993 Moultona

Discovery
- Discovered by: G. van Biesbroeck
- Discovery site: Yerkes Obs.
- Discovery date: 12 January 1923

Designations
- Named after: Forest Ray Moulton (American astronomer)
- Alternative designations: 1923 NJ · 1928 BA 1960 WD · 1964 PQ 1967 CN
- Minor planet category: main-belt · (outer) Koronis

Orbital characteristics
- Epoch 23 March 2018 (JD 2458200.5)
- Uncertainty parameter 0
- Observation arc: 86.00 yr (31,410 d)
- Aphelion: 2.9991 AU
- Perihelion: 2.7218 AU
- Semi-major axis: 2.8604 AU
- Eccentricity: 0.0485
- Orbital period (sidereal): 4.84 yr (1,767 d)
- Mean anomaly: 272.19°
- Mean motion: 0° 12^{m} 13.32^{s} / day
- Inclination: 1.7799°
- Longitude of ascending node: 184.26°
- Argument of perihelion: 249.56°

Physical characteristics
- Mean diameter: 12.43±1.13 km 15.15±1.17 km
- Synodic rotation period: 5.2712±0.0007 h
- Geometric albedo: 0.147 0.315
- Spectral type: S (assumed)
- Absolute magnitude (H): 11.4 11.80

= 993 Moultona =

Main-belt asteroid

993 Moultona, provisional designation ', is a Koronian asteroid from the outer regions of the asteroid belt, approximately 14 km in diameter.
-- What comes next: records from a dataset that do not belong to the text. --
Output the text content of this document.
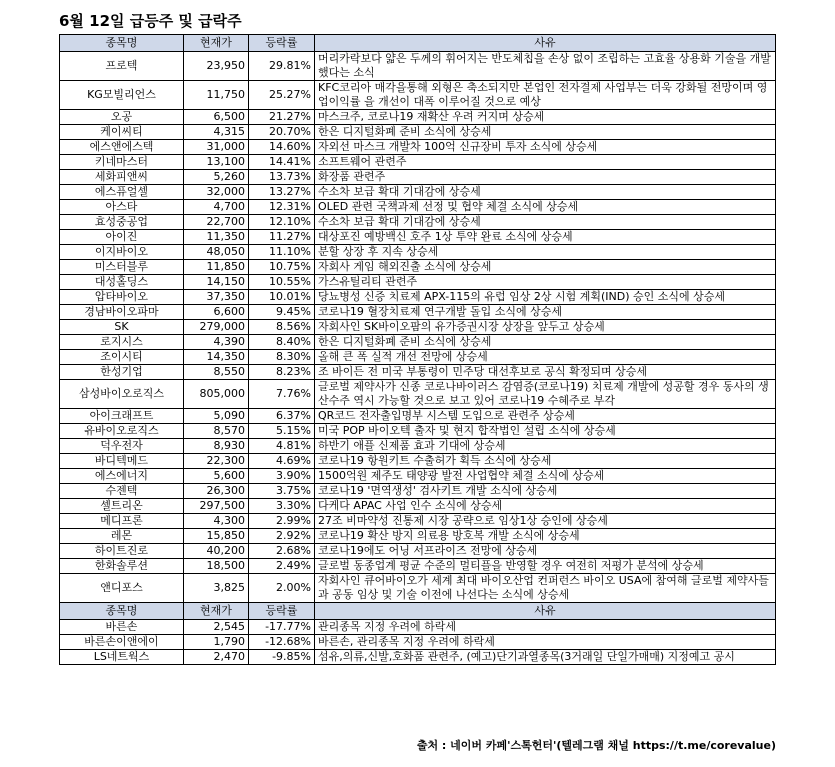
6월 12일 급등주 및 급락주
종목명	현재가	등락률	사유
프로텍	23,950	29.81%	머리카락보다 얇은 두께의 휘어지는 반도체칩을 손상 없이 조립하는 고효율 상용화 기술을 개발했다는 소식
KG모빌리언스	11,750	25.27%	KFC코리아 매각을통해 외형은 축소되지만 본업인 전자결제 사업부는 더욱 강화될 전망이며 영업이익률 을 개선이 대폭 이루어질 것으로 예상
오공	6,500	21.27%	마스크주, 코로나19 재확산 우려 커지며 상승세
케이씨티	4,315	20.70%	한은 디지털화폐 준비 소식에 상승세
에스앤에스텍	31,000	14.60%	자외선 마스크 개발차 100억 신규장비 투자 소식에 상승세
키네마스터	13,100	14.41%	소프트웨어 관련주
세화피앤씨	5,260	13.73%	화장품 관련주
에스퓨얼셀	32,000	13.27%	수소차 보급 확대 기대감에 상승세
아스타	4,700	12.31%	OLED 관련 국책과제 선정 및 협약 체결 소식에 상승세
효성중공업	22,700	12.10%	수소차 보급 확대 기대감에 상승세
아이진	11,350	11.27%	대상포진 예방백신 호주 1상 투약 완료 소식에 상승세
이지바이오	48,050	11.10%	분할 상장 후 지속 상승세
미스터블루	11,850	10.75%	자회사 게임 해외진출 소식에 상승세
대성홀딩스	14,150	10.55%	가스유틸리티 관련주
압타바이오	37,350	10.01%	당뇨병성 신증 치료제 APX-115의 유럽 임상 2상 시험 계획(IND) 승인 소식에 상승세
경남바이오파마	6,600	9.45%	코로나19 혈장치료제 연구개발 돌입 소식에 상승세
SK	279,000	8.56%	자회사인 SK바이오팜의 유가증권시장 상장을 앞두고 상승세
로지시스	4,390	8.40%	한은 디지털화폐 준비 소식에 상승세
조이시티	14,350	8.30%	올해 큰 폭 실적 개선 전망에 상승세
한성기업	8,550	8.23%	조 바이든 전 미국 부통령이 민주당 대선후보로 공식 확정되며 상승세
삼성바이오로직스	805,000	7.76%	글로벌 제약사가 신종 코로나바이러스 감염증(코로나19) 치료제 개발에 성공할 경우 동사의 생산수주 역시 가능할 것으로 보고 있어 코로나19 수혜주로 부각
아이크래프트	5,090	6.37%	QR코드 전자출입명부 시스템 도입으로 관련주 상승세
유바이오로직스	8,570	5.15%	미국 POP 바이오텍 출자 및 현지 합작법인 설립 소식에 상승세
덕우전자	8,930	4.81%	하반기 애플 신제품 효과 기대에 상승세
바디텍메드	22,300	4.69%	코로나19 항원키트 수출허가 획득 소식에 상승세
에스에너지	5,600	3.90%	1500억원 제주도 태양광 발전 사업협약 체결 소식에 상승세
수젠텍	26,300	3.75%	코로나19 '면역생성' 검사키트 개발 소식에 상승세
셀트리온	297,500	3.30%	다케다 APAC 사업 인수 소식에 상승세
메디프론	4,300	2.99%	27조 비마약성 진통제 시장 공략으로 임상1상 승인에 상승세
레몬	15,850	2.92%	코로나19 확산 방지 의료용 방호복 개발 소식에 상승세
하이트진로	40,200	2.68%	코로나19에도 어닝 서프라이즈 전망에 상승세
한화솔루션	18,500	2.49%	글로벌 동종업계 평균 수준의 멀티플을 반영할 경우 여전히 저평가 분석에 상승세
앤디포스	3,825	2.00%	자회사인 큐어바이오가 세계 최대 바이오산업 컨퍼런스 바이오 USA에 참여해 글로벌 제약사들과 공동 임상 및 기술 이전에 나선다는 소식에 상승세
종목명	현재가	등락률	사유
바른손	2,545	-17.77%	관리종목 지정 우려에 하락세
바른손이앤에이	1,790	-12.68%	바른손, 관리종목 지정 우려에 하락세
LS네트웍스	2,470	-9.85%	섬유,의류,신발,호화품 관련주, (예고)단기과열종목(3거래일 단일가매매) 지정예고 공시
출처 : 네이버 카페'스톡헌터'(텔레그램 채널 https://t.me/corevalue)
It was discovered on 12 January 1923, by astronomer George Van Biesbroeck at the Yerkes Observatory in Williams Bay, Wisconsin, in the United States. The likely elongated asteroid has a rotation period of 5.3 hours. It was named after American astronomer Forest Ray Moulton.

== Orbit and classification ==

Moultona is a core member of the Koronis family (605), a very large outer asteroid family with nearly co-planar ecliptical orbits. It orbits the Sun in the outer main-belt at a distance of 2.7–3.0 AU once every 4 years and 10 months (1,767 days; semi-major axis of 2.86 AU). Its orbit has an eccentricity of 0.05 and an inclination of 2° with respect to the ecliptic. The body's observation arc begins with a precovery taken at the Lowell Observatory in October 1931, more than 12 years after to its official discovery observation at Williams Bay.

== Naming ==

This minor planet was named after Forest Ray Moulton (1872–1952), an American astronomer and mathematician known for research in celestial mechanics. The official naming citation was mentioned in The Names of the Minor Planets by Paul Herget in 1955 (H 50). The lunar crater Moulton was also named in his honor.

== Physical characteristics ==

Moultona is an assumed S-type asteroid.

=== Rotation period ===

In December 2014, a rotational lightcurve of Moultona was obtained from photometric observations by French amateur astronomer Laurent Bernasconi. Lightcurve analysis gave a well-defined rotation period of 5.2712±0.0007 hours with a high brightness amplitude of 0.73 magnitude, indicative of a non-spherical, elongated shape (U=3)

=== Diameter and albedo ===

According to the surveys carried out by the Japanese Akari satellite and the NEOWISE mission of NASA's Wide-field Infrared Survey Explorer, Moultona measures between 12.43 and 15.15 kilometers in diameter and its surface has an albedo between 0.147 and 0.315. The Collaborative Asteroid Lightcurve Link assumes an albedo of 0.24 and calculates a diameter of 14.24 kilometers based on an absolute magnitude of 11.4.